- Texte visé : Texte de la commission sur le projet de loi, après engagement de la procédure accélérée, d’urgence pour la protection et la souveraineté agricoles (n°2632)., n° 2765-A0
- Stade de lecture : 1ère lecture (1ère assemblée saisie)
- Examiné par : Assemblée nationale (séance publique)
Sous réserve de son traitement par les services de l'Assemblée nationale et de sa recevabilité
Compléter l’alinéa 3 par les mots :
« , et défend l’intégration de clauses de réciprocité sanitaire, environnementale et de bien-être animal dans les accords commerciaux négociés par l’Union européenne ».
Cet amendement vise à inscrire explicitement le principe de réciprocité des normes agricoles dans la position défendue par la France lors de la négociation des accords commerciaux conclus par l’Union européenne.

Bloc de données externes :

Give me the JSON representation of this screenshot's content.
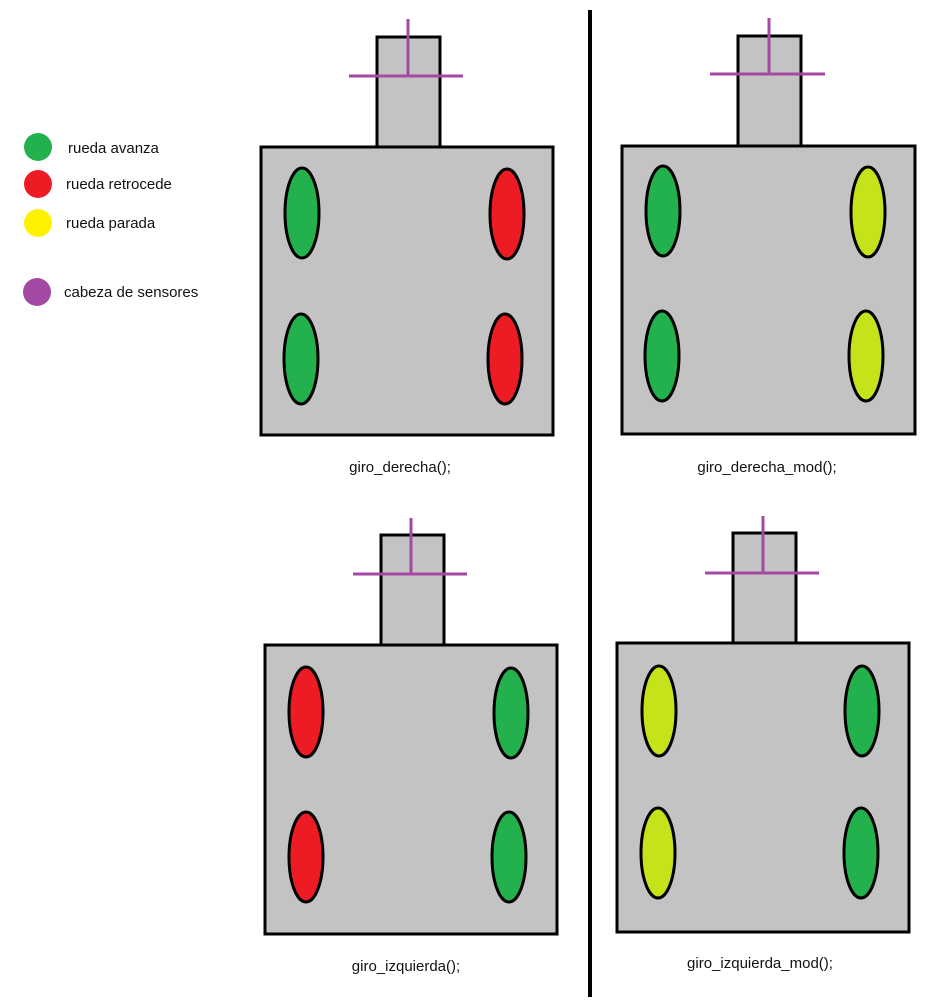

Le présent article renforce les outils permettant de limiter l’introduction sur le marché français de denrées issues de modes de production ne respectant pas les exigences imposées aux producteurs européens. Toutefois, l’effectivité de cette réciprocité ne peut dépendre uniquement de mesures conservatoires prises après l’identification d’un risque ou d’une distorsion.
Les accords commerciaux constituent l’un des principaux cadres dans lesquels se déterminent les conditions d’accès au marché européen des produits agricoles et alimentaires. Dès lors, il est nécessaire que les exigences sanitaires, environnementales et de bien-être animal applicables aux producteurs européens soient pleinement prises en compte dès la négociation de ces accords.
Les conditions de mise en œuvre de l’accord entre l’Union européenne et les pays du Mercosur démontrent que les clauses de sauvegarde ou les contrôles sanitaires à l’entrée du marché européen ne sauraient se substituer à de véritables clauses de réciprocité, intégrées dès la négociation des accords commerciaux, afin d’éviter que les producteurs européens soient placés en concurrence avec des productions soumises à des exigences moins contraignantes.